Best-selling thriller author Joseph Finder at Westport Library and more

  • The Westport Library will hold a “Teen Drop-In Book Discussion” for middle school students from 3 to 4 p.m. today. Students can read whatever books they want and then just drop in and discuss them in this informal group, which will meet the last Monday of every month until Sept. 11 in the Sheffer Reading Room. Come talk about your summer reading and get suggestions for new books!
  • Joseph Finder, author of the New York Times bestselling novel “Vanished,” will be discussing his latest book, “Buried Secrets,” from 7:30 to 9 p.m. at The Westport Library. Finder is winner of the International Thriller Writers Award for Best Novel for “Killer Instinct” and winner of the Barry and Gumshoe Awards for Best Thriller for “Company Man.” His novel “High Crimes” was made into a movie starring Ashley Judd and Morgan Freeman.

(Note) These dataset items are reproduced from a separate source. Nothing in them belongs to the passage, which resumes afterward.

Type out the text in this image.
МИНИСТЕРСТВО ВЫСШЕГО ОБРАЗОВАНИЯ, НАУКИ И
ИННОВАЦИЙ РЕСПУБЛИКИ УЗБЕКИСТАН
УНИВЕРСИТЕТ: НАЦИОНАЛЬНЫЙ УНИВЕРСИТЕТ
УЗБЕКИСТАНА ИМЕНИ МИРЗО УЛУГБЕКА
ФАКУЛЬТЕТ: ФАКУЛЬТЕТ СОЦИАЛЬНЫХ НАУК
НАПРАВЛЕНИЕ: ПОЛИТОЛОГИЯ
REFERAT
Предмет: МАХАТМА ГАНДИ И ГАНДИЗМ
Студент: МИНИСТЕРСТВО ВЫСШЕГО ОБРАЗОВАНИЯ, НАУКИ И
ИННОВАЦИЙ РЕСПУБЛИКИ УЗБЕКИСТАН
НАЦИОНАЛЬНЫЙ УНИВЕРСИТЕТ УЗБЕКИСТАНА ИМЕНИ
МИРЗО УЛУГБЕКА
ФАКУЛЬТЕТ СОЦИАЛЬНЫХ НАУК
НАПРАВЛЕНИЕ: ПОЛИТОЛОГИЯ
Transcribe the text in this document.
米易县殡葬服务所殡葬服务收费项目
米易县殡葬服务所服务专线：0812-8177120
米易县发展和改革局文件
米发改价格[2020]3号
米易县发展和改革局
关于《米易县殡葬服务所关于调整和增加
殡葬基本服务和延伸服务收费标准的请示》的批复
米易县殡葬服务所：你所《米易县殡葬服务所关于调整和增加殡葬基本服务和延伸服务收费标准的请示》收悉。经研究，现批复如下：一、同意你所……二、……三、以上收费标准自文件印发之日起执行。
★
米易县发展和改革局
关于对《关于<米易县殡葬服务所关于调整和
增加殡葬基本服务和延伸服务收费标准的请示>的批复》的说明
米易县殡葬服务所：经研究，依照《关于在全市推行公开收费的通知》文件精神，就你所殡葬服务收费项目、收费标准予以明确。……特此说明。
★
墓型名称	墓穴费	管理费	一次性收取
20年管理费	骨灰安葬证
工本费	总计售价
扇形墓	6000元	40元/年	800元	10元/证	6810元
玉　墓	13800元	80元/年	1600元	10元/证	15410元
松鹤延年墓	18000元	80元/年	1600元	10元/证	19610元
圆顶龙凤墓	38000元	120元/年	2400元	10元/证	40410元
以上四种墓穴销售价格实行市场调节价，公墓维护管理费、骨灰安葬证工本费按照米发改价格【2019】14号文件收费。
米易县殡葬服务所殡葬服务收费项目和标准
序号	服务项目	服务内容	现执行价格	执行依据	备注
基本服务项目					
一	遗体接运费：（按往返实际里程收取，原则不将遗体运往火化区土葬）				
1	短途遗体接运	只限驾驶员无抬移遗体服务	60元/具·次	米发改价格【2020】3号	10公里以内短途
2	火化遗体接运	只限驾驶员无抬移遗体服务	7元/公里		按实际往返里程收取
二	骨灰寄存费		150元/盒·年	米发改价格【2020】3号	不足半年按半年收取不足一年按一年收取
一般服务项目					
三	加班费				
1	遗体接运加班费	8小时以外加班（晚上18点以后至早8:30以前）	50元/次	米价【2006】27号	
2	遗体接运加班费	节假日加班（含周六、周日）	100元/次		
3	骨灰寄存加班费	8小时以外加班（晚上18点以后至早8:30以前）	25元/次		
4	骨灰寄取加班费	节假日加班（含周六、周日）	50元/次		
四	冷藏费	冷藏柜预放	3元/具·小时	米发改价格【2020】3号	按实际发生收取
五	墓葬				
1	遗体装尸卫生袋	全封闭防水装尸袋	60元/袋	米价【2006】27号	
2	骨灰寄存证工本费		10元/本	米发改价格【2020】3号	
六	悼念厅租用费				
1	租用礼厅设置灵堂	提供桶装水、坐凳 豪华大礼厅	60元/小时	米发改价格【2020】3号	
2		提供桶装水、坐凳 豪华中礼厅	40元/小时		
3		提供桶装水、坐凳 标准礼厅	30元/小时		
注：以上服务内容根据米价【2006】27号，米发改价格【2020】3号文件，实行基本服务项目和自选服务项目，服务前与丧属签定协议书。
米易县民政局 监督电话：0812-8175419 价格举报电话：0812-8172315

  • The exhibit “Westport Farming: Then & Now” continues to be on display at the Westport Historical Society, open 10 a.m. to 4 p.m. today. The exhibit, which opened in May and runs through September, is being presented as part of the Society’s “Back to Our Roots” festival. It features local farming artifacts, including a special section focused on Wakeman Town Farm, and chronicles “evolving local farming practices, from the Pre-Contact era/indigenous tribes, through the Colonial Puritans and Connecticut Yankees, to today’s return to local produce,” according to the Society.
  • To help kids appreciate exercise and make it a regular part of their lifestyle, the Family Y of Westport and Weston is offering free one-year memberships to all seventh grade students in the Westport and Weston school districts. All a student has to do to get the free one-year membership is bring a school ID or report card to the YMCA and get a parent to sign them up. To learn more, .
  • The Westport Country Playhouse will be celebrating its 80th birthday next Wednesday, June 29, with a special party featuring cake, champagne and balloons. The theater officially opened its doors June 29, 1931 and welcomed audiences to its first production, “The Streets of New York,” starring Dorothy Gish. Patch has a of the event, which will include theater staff and local and state officials.